The development of EBV infection and PTLD is normally associated with a high EBV viral load in peripheral blood. Observations have previously identified existence of a CHL carrier state that demonstrated variable outcomes based upon the organ which was transplanted. Data defining the incidence and outcome of CHL in pediatric KTx are not well described. The charts of children undergoing isolated KTx at Children's Hospital of Pittsburgh between January 2000 and December 2014 were retrospectively reviewed. EBV loads in the peripheral blood were routinely measured as part of surveillance protocols at our center. CHL was defined as the presence of high load for >50% of samples for ≥6 months. PTLD was defined histologically using WHO definitions. Of 188 isolated KTx recipients, we identified a total of 16 (8%) children who developed CHL carrier state. No patient developed EBV-driven late-onset PTLD. Age at the time of KTx was significantly lower in the CHL group (median 3.9 years, interquartile range: IQR 2.9-6.6, P = .0004). Children in the CHL group were more likely to be EBV-seronegative prior to KTx (94%, 15/16), compared to the UVL and LVL groups (55% and 50%, respectively, P < .002). The median duration of CHL carrier state was 20 months (IQR 10.7-35.8). Fifteen of the 16 CHL carriers experienced spontaneous resolution of CHL carrier state. Children in the CHL group were younger at the time of primary EBV infection (P = .023). Finally, antiviral medication was not effective in either preventing or decreasing the EBV viral load in blood (P = .84). Overall incidence of late-onset PTLD is very low compared to heart and intestinal transplant, even though KTx recipients can develop CHL carrier state. The CHL carriers in KTx recipients were EBV-seronegative prior to transplant and were younger both at the time of KTx and at the time of primary EBV infection compared to those in the UVL and HVL groups. Antivirals did not prevent EBV infection or decrease EBV viral loads.
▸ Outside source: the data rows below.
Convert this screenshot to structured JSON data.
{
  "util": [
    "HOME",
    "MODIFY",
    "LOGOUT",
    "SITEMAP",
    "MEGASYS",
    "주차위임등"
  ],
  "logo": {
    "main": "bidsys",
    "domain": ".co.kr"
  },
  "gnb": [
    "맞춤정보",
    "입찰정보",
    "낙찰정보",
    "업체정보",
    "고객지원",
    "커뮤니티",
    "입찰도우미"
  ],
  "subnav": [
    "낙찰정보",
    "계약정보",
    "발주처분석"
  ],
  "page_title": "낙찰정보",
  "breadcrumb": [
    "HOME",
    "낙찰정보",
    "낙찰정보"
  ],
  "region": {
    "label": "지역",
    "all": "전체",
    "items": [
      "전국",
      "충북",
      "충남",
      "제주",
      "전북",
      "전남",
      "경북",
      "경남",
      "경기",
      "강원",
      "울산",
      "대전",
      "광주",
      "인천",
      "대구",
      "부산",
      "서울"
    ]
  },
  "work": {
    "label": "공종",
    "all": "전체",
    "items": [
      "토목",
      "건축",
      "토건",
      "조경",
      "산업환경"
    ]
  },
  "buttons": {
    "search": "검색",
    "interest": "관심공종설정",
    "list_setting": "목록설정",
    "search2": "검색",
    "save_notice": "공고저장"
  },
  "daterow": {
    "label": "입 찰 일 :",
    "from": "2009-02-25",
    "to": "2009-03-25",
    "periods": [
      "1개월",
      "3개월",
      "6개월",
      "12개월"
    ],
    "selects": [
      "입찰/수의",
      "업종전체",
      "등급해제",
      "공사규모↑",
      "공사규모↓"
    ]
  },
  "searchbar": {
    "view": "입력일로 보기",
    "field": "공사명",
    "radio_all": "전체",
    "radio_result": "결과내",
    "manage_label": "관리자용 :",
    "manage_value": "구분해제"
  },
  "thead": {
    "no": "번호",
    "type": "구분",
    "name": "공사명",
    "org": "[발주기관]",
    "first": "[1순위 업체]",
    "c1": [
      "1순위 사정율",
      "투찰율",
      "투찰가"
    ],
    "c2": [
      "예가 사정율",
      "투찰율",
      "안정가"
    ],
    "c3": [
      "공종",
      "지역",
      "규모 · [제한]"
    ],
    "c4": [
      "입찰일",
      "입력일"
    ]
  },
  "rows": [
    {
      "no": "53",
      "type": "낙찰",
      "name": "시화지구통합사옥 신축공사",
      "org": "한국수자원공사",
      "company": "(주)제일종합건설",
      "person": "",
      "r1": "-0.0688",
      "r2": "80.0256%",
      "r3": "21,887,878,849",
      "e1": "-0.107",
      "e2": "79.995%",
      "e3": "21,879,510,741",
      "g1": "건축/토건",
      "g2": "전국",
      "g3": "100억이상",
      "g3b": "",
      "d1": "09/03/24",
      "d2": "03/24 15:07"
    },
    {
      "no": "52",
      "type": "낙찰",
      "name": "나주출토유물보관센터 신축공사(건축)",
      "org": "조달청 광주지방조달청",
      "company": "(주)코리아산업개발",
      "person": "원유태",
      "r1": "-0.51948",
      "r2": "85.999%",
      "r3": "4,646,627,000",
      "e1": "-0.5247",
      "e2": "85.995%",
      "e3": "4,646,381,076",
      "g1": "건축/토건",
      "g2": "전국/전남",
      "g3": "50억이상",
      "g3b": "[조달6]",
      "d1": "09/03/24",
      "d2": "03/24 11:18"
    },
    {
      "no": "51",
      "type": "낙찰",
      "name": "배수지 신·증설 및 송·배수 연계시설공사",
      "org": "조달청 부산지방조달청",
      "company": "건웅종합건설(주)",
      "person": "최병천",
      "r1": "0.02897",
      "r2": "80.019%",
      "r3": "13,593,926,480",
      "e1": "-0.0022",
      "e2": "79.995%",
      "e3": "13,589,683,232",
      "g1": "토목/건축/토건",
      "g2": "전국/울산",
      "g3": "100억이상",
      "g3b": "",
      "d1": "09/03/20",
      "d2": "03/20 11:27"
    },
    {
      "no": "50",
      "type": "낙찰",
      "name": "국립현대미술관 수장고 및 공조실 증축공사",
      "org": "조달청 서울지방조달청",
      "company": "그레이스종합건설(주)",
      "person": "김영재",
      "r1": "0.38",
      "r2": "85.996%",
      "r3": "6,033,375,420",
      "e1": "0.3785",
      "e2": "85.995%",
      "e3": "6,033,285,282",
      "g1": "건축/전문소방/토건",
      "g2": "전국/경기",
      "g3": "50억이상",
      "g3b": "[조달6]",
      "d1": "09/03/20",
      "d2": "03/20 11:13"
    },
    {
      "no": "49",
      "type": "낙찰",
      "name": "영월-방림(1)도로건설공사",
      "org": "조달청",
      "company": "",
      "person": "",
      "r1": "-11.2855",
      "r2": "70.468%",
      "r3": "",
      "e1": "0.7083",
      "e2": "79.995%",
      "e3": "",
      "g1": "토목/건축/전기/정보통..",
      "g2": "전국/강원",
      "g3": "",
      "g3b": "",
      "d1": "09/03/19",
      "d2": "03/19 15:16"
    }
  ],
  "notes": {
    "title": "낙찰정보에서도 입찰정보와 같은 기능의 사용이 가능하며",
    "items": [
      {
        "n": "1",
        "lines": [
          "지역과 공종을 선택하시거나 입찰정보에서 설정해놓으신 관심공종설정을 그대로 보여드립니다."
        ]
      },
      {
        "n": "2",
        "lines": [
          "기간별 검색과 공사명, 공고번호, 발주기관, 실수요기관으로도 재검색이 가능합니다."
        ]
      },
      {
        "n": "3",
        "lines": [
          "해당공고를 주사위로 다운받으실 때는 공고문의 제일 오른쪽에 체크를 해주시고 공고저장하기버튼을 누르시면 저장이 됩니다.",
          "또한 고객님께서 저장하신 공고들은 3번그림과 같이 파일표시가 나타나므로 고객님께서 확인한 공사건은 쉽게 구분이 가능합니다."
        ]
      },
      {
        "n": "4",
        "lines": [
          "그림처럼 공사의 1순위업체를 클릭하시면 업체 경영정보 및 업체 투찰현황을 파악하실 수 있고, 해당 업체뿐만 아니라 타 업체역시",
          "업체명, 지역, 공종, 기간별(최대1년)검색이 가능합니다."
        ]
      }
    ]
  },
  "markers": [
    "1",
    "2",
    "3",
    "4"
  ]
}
EBV感染和移植后淋巴增殖性疾病(PTLD)的发生通常与外周血中高EBV病毒载量相关。此前的观察已确定存在一种CHL携带状态,其结果因移植器官的不同而有所差异。关于儿童肾移植(KTx)中CHL的发病率和转归的数据描述尚不充分。我们回顾性分析了2000年1月至2014年12月在匹兹堡儿童医院接受单纯KTx的儿童的病历。作为我们中心监测方案的一部分,常规检测外周血中的EBV载量。CHL定义为≥6个月内>50%的样本存在高病毒载量。PTLD根据世界卫生组织的定义进行组织学诊断。在188例单纯KTx受者中,我们共识别出16例(8%)发生CHL携带状态的儿童。无患者发生EBV驱动的迟发性PTLD。CHL组KTx时的年龄显著更低(中位数3.9岁,四分位间距:IQR 2.9 - 6.6,P = 0.0004)。与低病毒载量(UVL)组和高病毒载量(LVL)组相比,CHL组儿童在KTx前更可能为EBV血清阴性(分别为94%,15/16;UVL组和LVL组分别为55%和50%,P < 0.002)。CHL携带状态的中位持续时间为20个月(IQR 10.7 - 35.8)。16例CHL携带者中有15例CHL携带状态自发缓解。CHL组儿童初次EBV感染时年龄更小(P = 0.023)。最后,抗病毒药物在预防或降低血液中EBV病毒载量方面均无效(P = 0.84)。与心脏和肠道移植相比,迟发性PTLD的总体发病率非常低,尽管KTx受者可发生CHL携带状态。与UVL组和HVL组相比,KTx受者中的CHL携带者在移植前为EBV血清阴性,且在KTx时以及初次EBV感染时年龄更小。抗病毒药物不能预防EBV感染或降低EBV病毒载量。